The situation of the interims seems, at times, like a pin-pon game between Spanish and European justice. After Luxembourg pointed out in February that the concatenation of temporary contracts is a form of “precariousness” that violates European regulations and pointed out the conversion of non-permanent staff into permanent ones as a possible measure to reverse this situation, the Supreme Court has rejected this position, considering that “it is incompatible with the Spanish system of self-organization of its own public administration.”

The Court of Justice of the European Union noted in February that national law does not have “adequate measures” to “prevent and, where appropriate, punish abuses arising from the successive use of temporary contracts, including non-fixed indefinite contracts successively extended.” ”. Therefore, it establishes that “the conversion of these temporary contracts into permanent contracts may constitute such a measure.”

The Spanish courts have not agreed on how to apply this measure and judges from all over the country have been issuing contradictory resolutions. To solve this problem, the Supreme Court has submitted a preliminary ruling to the Court of Justice of the European Union, with the aim of clearing up “some doubts raised”, mainly regarding the principles of “equality, merit and capacity”, that are required for access to public employment.

But now, the High Court does not seem to have many doubts. In a cassation appeal on another matter, the Social Chamber says that, from that ruling, “in no case does it arise the need for the automatic judicial conversion of non-permanent permanent workers into permanent workers, who, as already stated has seen is something incompatible with the Spanish system of self-organization of its own public administration – which is based on the principles of equality, capacity and merit in access to public service – and which applies to both public officials and contracted ones. professionally.” The Chamber also considers that from the ruling “no radical equality is derived” between both legal regimes.

The interim ones, without transfer competitions

The Supreme Court has ruled in these terms following a cassation appeal for the unification of the doctrine, dated April 29, in which it has indicated that interim employees do not have the right to participate in transfer competitions, as they are limited to those public workers by opposition. For the Chamber, it is “evident” that one of the criteria for awarding these positions “will be seniority as a permanent employee in the company.”

The ruling is based on a cassation appeal by the Junta de Castilla y León, following a ruling by its Superior Court of Justice following a lawsuit from a nursing assistant worker at a residence in Ponferrada, in an employment relationship with the administration. since September 2009, which had requested to participate in a transfer competition. The autonomous community then asked the Supreme Court to unify the doctrine, in the face of a ruling to the contrary by the counterpart court of Extremadura.

The interim staff works in the public administration, with a different rank than the temporary one but without a civil servant position, as they have not passed an opposition. This figure has been very useful both in the health and educational fields and, at the request of Europe, the Government already approved in 2021 a bill for job stability in the public sector. The objective of the measure is to reduce temporary employment from 30% to 8% by 2024.

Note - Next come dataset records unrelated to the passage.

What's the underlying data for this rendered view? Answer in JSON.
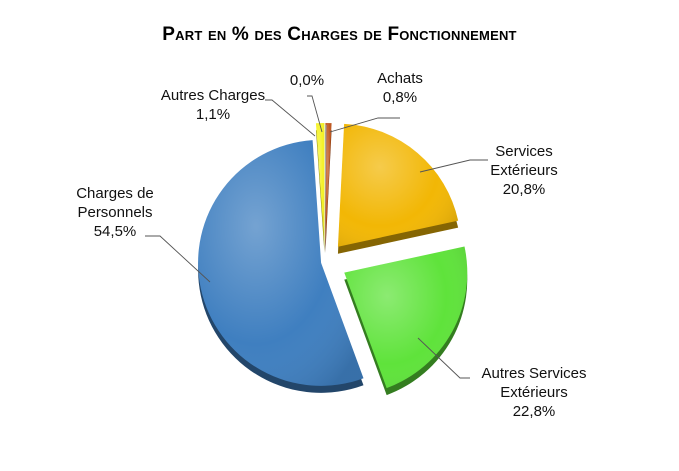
{
  "chart_data": {
    "type": "pie",
    "title": "Part en % des Charges de Fonctionnement",
    "slices": [
      {
        "name": "Achats",
        "value": 0.8,
        "label": "0,8%",
        "color": "#c0561d"
      },
      {
        "name": "Services Extérieurs",
        "value": 20.8,
        "label": "20,8%",
        "color": "#f2b705"
      },
      {
        "name": "Autres Services Extérieurs",
        "value": 22.8,
        "label": "22,8%",
        "color": "#5fe33b"
      },
      {
        "name": "Charges de Personnels",
        "value": 54.5,
        "label": "54,5%",
        "color": "#3f7fc0"
      },
      {
        "name": "Autres Charges",
        "value": 1.1,
        "label": "1,1%",
        "color": "#f5f226"
      },
      {
        "name": "",
        "value": 0.0,
        "label": "0,0%",
        "color": "#9e9e9e"
      }
    ],
    "label_lines": {
      "achats": [
        "Achats",
        "0,8%"
      ],
      "services": [
        "Services",
        "Extérieurs",
        "20,8%"
      ],
      "autres_services": [
        "Autres Services",
        "Extérieurs",
        "22,8%"
      ],
      "personnels": [
        "Charges de",
        "Personnels",
        "54,5%"
      ],
      "autres_charges": [
        "Autres Charges",
        "1,1%"
      ],
      "zero": [
        "0,0%"
      ]
    },
    "legend": "none",
    "start_angle": "12 o'clock, clockwise",
    "exploded": true
  }
}
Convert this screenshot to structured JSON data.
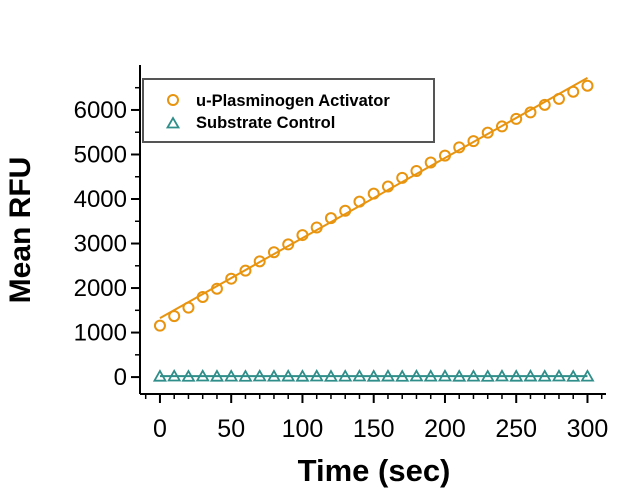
{
  "figure": {
    "background": "#ffffff",
    "axis_color": "#000000"
  },
  "legend": {
    "border_color": "#555555",
    "background": "#ffffff"
  },
  "chart_data": {
    "type": "scatter",
    "title": "",
    "xlabel": "Time (sec)",
    "ylabel": "Mean RFU",
    "xlim": [
      -14,
      313
    ],
    "ylim": [
      -380,
      7010
    ],
    "x_major_ticks": [
      0,
      50,
      100,
      150,
      200,
      250,
      300
    ],
    "x_minor_step": 10,
    "y_major_ticks": [
      0,
      1000,
      2000,
      3000,
      4000,
      5000,
      6000
    ],
    "y_minor_step": 500,
    "grid": false,
    "legend_position": "top-left-inside",
    "series": [
      {
        "name": "u-Plasminogen Activator",
        "marker": "circle",
        "color": "#E8940F",
        "x": [
          0,
          10,
          20,
          30,
          40,
          50,
          60,
          70,
          80,
          90,
          100,
          110,
          120,
          130,
          140,
          150,
          160,
          170,
          180,
          190,
          200,
          210,
          220,
          230,
          240,
          250,
          260,
          270,
          280,
          290,
          300
        ],
        "y": [
          1155,
          1370,
          1560,
          1800,
          1985,
          2210,
          2390,
          2600,
          2805,
          2980,
          3190,
          3360,
          3570,
          3735,
          3940,
          4120,
          4280,
          4475,
          4630,
          4820,
          4975,
          5160,
          5300,
          5490,
          5630,
          5800,
          5945,
          6115,
          6250,
          6410,
          6545
        ],
        "trendline": {
          "x": [
            0,
            300
          ],
          "y": [
            1325,
            6720
          ]
        }
      },
      {
        "name": "Substrate Control",
        "marker": "triangle",
        "color": "#2F8E89",
        "x": [
          0,
          10,
          20,
          30,
          40,
          50,
          60,
          70,
          80,
          90,
          100,
          110,
          120,
          130,
          140,
          150,
          160,
          170,
          180,
          190,
          200,
          210,
          220,
          230,
          240,
          250,
          260,
          270,
          280,
          290,
          300
        ],
        "y": [
          20,
          25,
          18,
          24,
          20,
          22,
          19,
          25,
          21,
          23,
          20,
          24,
          19,
          22,
          25,
          20,
          23,
          18,
          24,
          21,
          25,
          20,
          22,
          19,
          24,
          20,
          23,
          21,
          25,
          19,
          22
        ],
        "trendline": {
          "x": [
            0,
            300
          ],
          "y": [
            21,
            21
          ]
        }
      }
    ]
  }
}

While the Spanish courts still cannot agree on how to apply the European ruling, the Supreme Court now limits the ability of these workers to apply for transfer competitions under the same conditions as career civil servants. It establishes, however, that the decision does not question “the possibility that non-permanent permanent staff, maintaining their status, can access the occupation of vacant positions resulting from the holding of the competition provided for in the agreement.”